In order to measure the performance of the Targeted Loci Database, we analyzed a mock community constructed by Bokulich, et al.⁵ and analyzed in depth by Kopylova, et al.⁶. Mock communities are particularly useful for benchmarking because we know which organisms are truly present in the sample, and so every organism detected is either a true positive or a false positive. Moreover, the authors⁶ compared results from a wide range of 16S analysis tools, which we use here as a point of comparison.

Looking across all of the analysis methods (using data from Table 2 of Kopylova, et al.⁶) the Targeted Loci Database (“One Codex”) performs quite well and has the highest overall accuracy (as measured by genus-level F score, which combines sensitivity and specificity) for all three of the test datasets. While all methods were able to detect the majority of organisms present, the One Codex Targeted Loci analysis generally reported the lowest number of false positives, providing the most accurate picture of the organisms present in these samples.

Robustly measuring community diversity

One of the most common uses of 16S analysis is measuring the overall taxonomic diversity of a microbiome sample or microbial community.
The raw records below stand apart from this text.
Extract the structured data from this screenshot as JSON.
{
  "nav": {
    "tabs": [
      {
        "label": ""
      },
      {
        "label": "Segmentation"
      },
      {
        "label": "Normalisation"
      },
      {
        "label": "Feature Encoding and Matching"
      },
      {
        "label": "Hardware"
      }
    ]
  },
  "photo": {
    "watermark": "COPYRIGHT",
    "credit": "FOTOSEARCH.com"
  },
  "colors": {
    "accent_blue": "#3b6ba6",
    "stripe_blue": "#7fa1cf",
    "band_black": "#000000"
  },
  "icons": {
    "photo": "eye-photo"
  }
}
This is the type of analysis that, for example, demonstrates that IBD is associated with reduced diversity in the gut microbiome⁷. We used a random subsampling approach to see how robustly the One Codex Targeted Loci analysis was able to measure community diversity at different levels of sequencing depth, compared to the commonly-used tool QIIME⁸. Across a group of 20 replicates each at 50K, 75K, 100K, and 250K reads per sample, the One Codex Targeted Loci analysis (left) provided an estimate of community diversity that was more consistent between replicates, relative to the output of QIIME (right). Moreover, the community diversity reported by QIIME increased as more reads were added to a sample, while the output of One Codex was not sensitive to sequencing depth.
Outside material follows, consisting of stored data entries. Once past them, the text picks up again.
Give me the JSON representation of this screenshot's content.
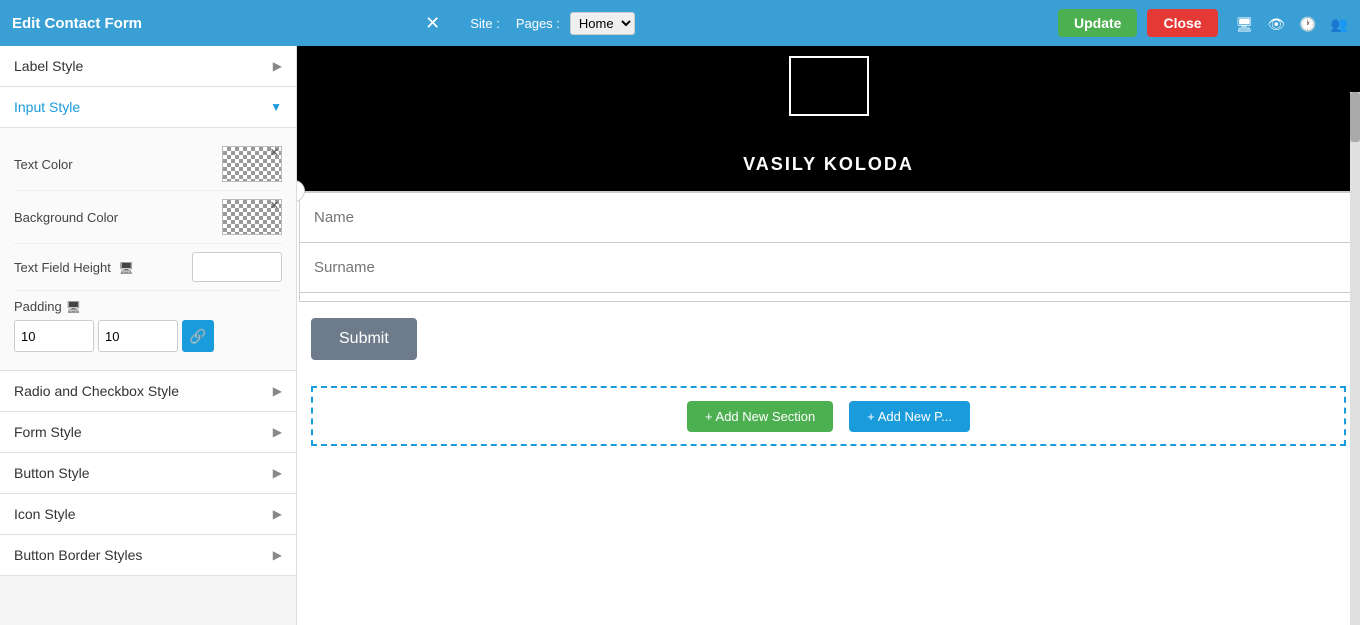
{
  "topbar": {
    "title": "Edit Contact Form",
    "close_x": "✕",
    "site_label": "Site :",
    "pages_label": "Pages :",
    "pages_value": "Home",
    "update_label": "Update",
    "close_label": "Close"
  },
  "left_panel": {
    "label_style": {
      "label": "Label Style",
      "expanded": false
    },
    "input_style": {
      "label": "Input Style",
      "expanded": true,
      "text_color_label": "Text Color",
      "bg_color_label": "Background Color",
      "text_field_height_label": "Text Field Height",
      "padding_label": "Padding",
      "padding_val1": "10",
      "padding_val2": "10"
    },
    "radio_checkbox_style": {
      "label": "Radio and Checkbox Style"
    },
    "form_style": {
      "label": "Form Style"
    },
    "button_style": {
      "label": "Button Style"
    },
    "icon_style": {
      "label": "Icon Style"
    },
    "button_border_styles": {
      "label": "Button Border Styles"
    }
  },
  "canvas": {
    "person_name": "VASILY KOLODA",
    "form_fields": [
      {
        "placeholder": "Name"
      },
      {
        "placeholder": "Surname"
      }
    ],
    "submit_label": "Submit",
    "add_section_label": "+ Add New Section",
    "add_page_label": "+ Add New P..."
  }
}
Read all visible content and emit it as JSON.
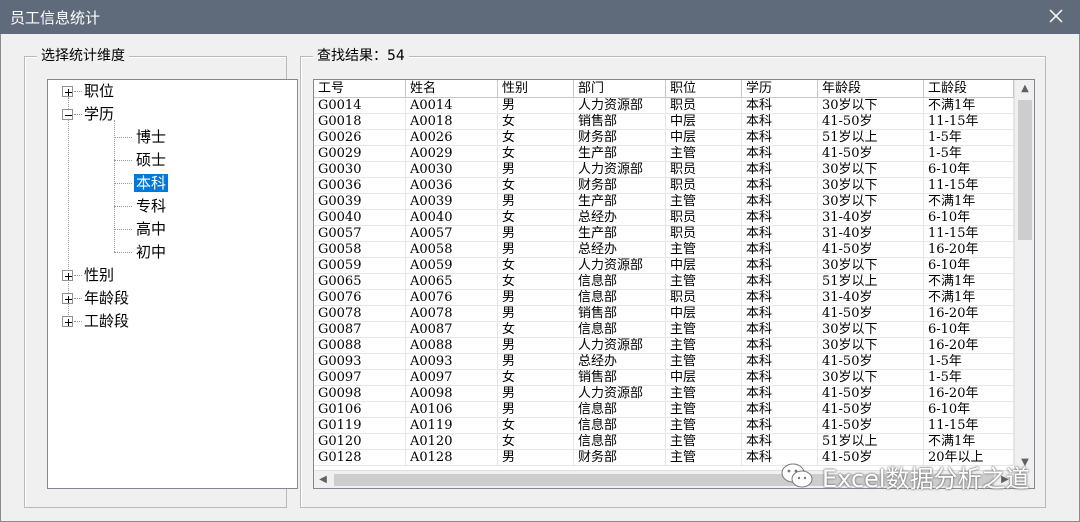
{
  "window": {
    "title": "员工信息统计"
  },
  "dimension_group": {
    "label": "选择统计维度",
    "tree": [
      {
        "label": "职位",
        "expanded": false
      },
      {
        "label": "学历",
        "expanded": true,
        "children": [
          "博士",
          "硕士",
          "本科",
          "专科",
          "高中",
          "初中"
        ],
        "selected": "本科"
      },
      {
        "label": "性别",
        "expanded": false
      },
      {
        "label": "年龄段",
        "expanded": false
      },
      {
        "label": "工龄段",
        "expanded": false
      }
    ]
  },
  "result_group": {
    "label": "查找结果：54",
    "columns": [
      "工号",
      "姓名",
      "性别",
      "部门",
      "职位",
      "学历",
      "年龄段",
      "工龄段"
    ],
    "rows": [
      [
        "G0014",
        "A0014",
        "男",
        "人力资源部",
        "职员",
        "本科",
        "30岁以下",
        "不满1年"
      ],
      [
        "G0018",
        "A0018",
        "女",
        "销售部",
        "中层",
        "本科",
        "41-50岁",
        "11-15年"
      ],
      [
        "G0026",
        "A0026",
        "女",
        "财务部",
        "中层",
        "本科",
        "51岁以上",
        "1-5年"
      ],
      [
        "G0029",
        "A0029",
        "女",
        "生产部",
        "主管",
        "本科",
        "41-50岁",
        "1-5年"
      ],
      [
        "G0030",
        "A0030",
        "男",
        "人力资源部",
        "职员",
        "本科",
        "30岁以下",
        "6-10年"
      ],
      [
        "G0036",
        "A0036",
        "女",
        "财务部",
        "职员",
        "本科",
        "30岁以下",
        "11-15年"
      ],
      [
        "G0039",
        "A0039",
        "男",
        "生产部",
        "主管",
        "本科",
        "30岁以下",
        "不满1年"
      ],
      [
        "G0040",
        "A0040",
        "女",
        "总经办",
        "职员",
        "本科",
        "31-40岁",
        "6-10年"
      ],
      [
        "G0057",
        "A0057",
        "男",
        "生产部",
        "职员",
        "本科",
        "31-40岁",
        "11-15年"
      ],
      [
        "G0058",
        "A0058",
        "男",
        "总经办",
        "主管",
        "本科",
        "41-50岁",
        "16-20年"
      ],
      [
        "G0059",
        "A0059",
        "女",
        "人力资源部",
        "中层",
        "本科",
        "30岁以下",
        "6-10年"
      ],
      [
        "G0065",
        "A0065",
        "女",
        "信息部",
        "主管",
        "本科",
        "51岁以上",
        "不满1年"
      ],
      [
        "G0076",
        "A0076",
        "男",
        "信息部",
        "职员",
        "本科",
        "31-40岁",
        "不满1年"
      ],
      [
        "G0078",
        "A0078",
        "男",
        "销售部",
        "中层",
        "本科",
        "41-50岁",
        "16-20年"
      ],
      [
        "G0087",
        "A0087",
        "女",
        "信息部",
        "主管",
        "本科",
        "30岁以下",
        "6-10年"
      ],
      [
        "G0088",
        "A0088",
        "男",
        "人力资源部",
        "主管",
        "本科",
        "30岁以下",
        "16-20年"
      ],
      [
        "G0093",
        "A0093",
        "男",
        "总经办",
        "主管",
        "本科",
        "41-50岁",
        "1-5年"
      ],
      [
        "G0097",
        "A0097",
        "女",
        "销售部",
        "中层",
        "本科",
        "30岁以下",
        "1-5年"
      ],
      [
        "G0098",
        "A0098",
        "男",
        "人力资源部",
        "主管",
        "本科",
        "41-50岁",
        "16-20年"
      ],
      [
        "G0106",
        "A0106",
        "男",
        "信息部",
        "主管",
        "本科",
        "41-50岁",
        "6-10年"
      ],
      [
        "G0119",
        "A0119",
        "女",
        "信息部",
        "主管",
        "本科",
        "41-50岁",
        "11-15年"
      ],
      [
        "G0120",
        "A0120",
        "女",
        "信息部",
        "主管",
        "本科",
        "51岁以上",
        "不满1年"
      ],
      [
        "G0128",
        "A0128",
        "男",
        "财务部",
        "主管",
        "本科",
        "41-50岁",
        "20年以上"
      ]
    ]
  },
  "watermark": {
    "text": "Excel数据分析之道"
  },
  "icons": {
    "close": "close-icon",
    "expand": "plus-box-icon",
    "collapse": "minus-box-icon",
    "scroll_up": "chevron-up-icon",
    "scroll_down": "chevron-down-icon",
    "scroll_left": "chevron-left-icon",
    "scroll_right": "chevron-right-icon",
    "watermark": "wechat-icon"
  },
  "colors": {
    "titlebar": "#5f6b7a",
    "selection": "#0078d7",
    "window": "#f0f0f0"
  }
}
Getting down to the species with 16S

While 16S analysis is often performed at the genus-level, it is vastly preferable to know which species that are present in a community whenever possible. Although some species cannot be distinguished by 16S, we believe that a well-curated database and a sensitive detection algorithm will provide users with a greater ability to perform species-level detection. Looking at the species present in Mock Community A (table below), we found that the One Codex Targeted Loci analysis was able to detect 15 out of the 22 total, while QIIME⁸ only detected 7. While marker gene analysis doesn’t always contain species-level information, we believe that the One Codex Targeted Loci analysis does a good job of identifying those species that do have a distinct 16S gene.
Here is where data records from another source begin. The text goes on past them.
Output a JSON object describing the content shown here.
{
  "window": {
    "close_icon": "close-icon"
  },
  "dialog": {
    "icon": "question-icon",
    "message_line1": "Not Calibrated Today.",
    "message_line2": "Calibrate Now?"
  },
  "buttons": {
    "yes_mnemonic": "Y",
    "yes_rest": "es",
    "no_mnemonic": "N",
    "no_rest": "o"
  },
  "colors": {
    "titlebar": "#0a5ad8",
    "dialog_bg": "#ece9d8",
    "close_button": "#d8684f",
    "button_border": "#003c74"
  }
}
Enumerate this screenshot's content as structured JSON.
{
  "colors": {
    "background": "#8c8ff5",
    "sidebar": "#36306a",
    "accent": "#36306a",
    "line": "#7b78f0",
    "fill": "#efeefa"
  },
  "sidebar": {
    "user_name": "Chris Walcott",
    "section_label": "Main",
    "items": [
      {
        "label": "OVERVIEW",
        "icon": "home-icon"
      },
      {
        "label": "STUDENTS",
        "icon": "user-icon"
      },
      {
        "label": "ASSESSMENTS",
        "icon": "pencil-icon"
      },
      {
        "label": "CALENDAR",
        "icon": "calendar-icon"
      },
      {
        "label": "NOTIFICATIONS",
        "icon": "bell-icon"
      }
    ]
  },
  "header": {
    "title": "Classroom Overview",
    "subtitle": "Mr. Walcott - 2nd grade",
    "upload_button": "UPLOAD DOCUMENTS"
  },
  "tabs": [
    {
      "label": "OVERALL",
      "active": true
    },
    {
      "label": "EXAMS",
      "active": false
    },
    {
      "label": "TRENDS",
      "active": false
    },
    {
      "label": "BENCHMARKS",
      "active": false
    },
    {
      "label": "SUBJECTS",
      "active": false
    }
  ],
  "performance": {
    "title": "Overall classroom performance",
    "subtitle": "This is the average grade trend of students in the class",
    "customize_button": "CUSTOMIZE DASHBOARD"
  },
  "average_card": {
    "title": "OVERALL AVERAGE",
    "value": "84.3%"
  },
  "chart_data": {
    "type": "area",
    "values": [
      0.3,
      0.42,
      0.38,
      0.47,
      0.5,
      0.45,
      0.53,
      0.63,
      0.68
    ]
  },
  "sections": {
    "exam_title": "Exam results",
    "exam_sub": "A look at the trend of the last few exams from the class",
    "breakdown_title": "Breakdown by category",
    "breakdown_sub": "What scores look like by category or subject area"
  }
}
Using the Targeted Loci Database

To run the Targeted Loci Database on your One Codex samples, go to the Run Analysis page, select your samples of interest using the menu on the left, and then click the Run button for the Targeted Loci Database on the right. This analysis runs for no additional cost with all samples uploaded to the One Codex platform.

Finally, because this database uses the same NCBI taxonomy used by the One Codex Database, you can directly compare the results of WGS samples against 16S samples using the Compare Analysis Tool on the One Codex platform.

Questions? Comments?

As always, please feel free to drop me a note if you have any questions, feedback, or would like to discuss a project.

-- Sam Minot, Ph.D.

¹16S rDNA, 18S, 23S, 28S, 5S, ITS (Internal Transcribed Spacer), rpoB, and gyrB (DNA gyrase subunit B). ² Salter SJ, et al. BMC Biol. 2014, 12:87. DOI: 10.1186/s12915-014-0087-z ³ Lusk RW. PLoS One. 2014, 9(10):e110808. doi: 10.1371/journal.pone.0110808 ⁴ Merchant S, et al. PeerJ. 2014, 2:e675. doi: 10.7717/peerj.675 ⁵ Bokulich NA, et al. Nature Methods 2014, 10(1) 57-59; DOI: 10.1038/nmeth.2276 ⁶ Kopylova E, et al. mSystems 2016, 1(1) e00003-15; DOI: 10.1128/mSystems.00003-15 ⁷ Kostic AD, et al. Gastroenterology 2014, 146(6); DOI: 10.1053/j.gastro.2014.02.009 ⁸ QIIME (pick_open_reference_otus.py v1.9.1) was run with default settings, which include uclust for clustering and gg_13_8_otus/rep_set/97_otus.fasta as the default reference database.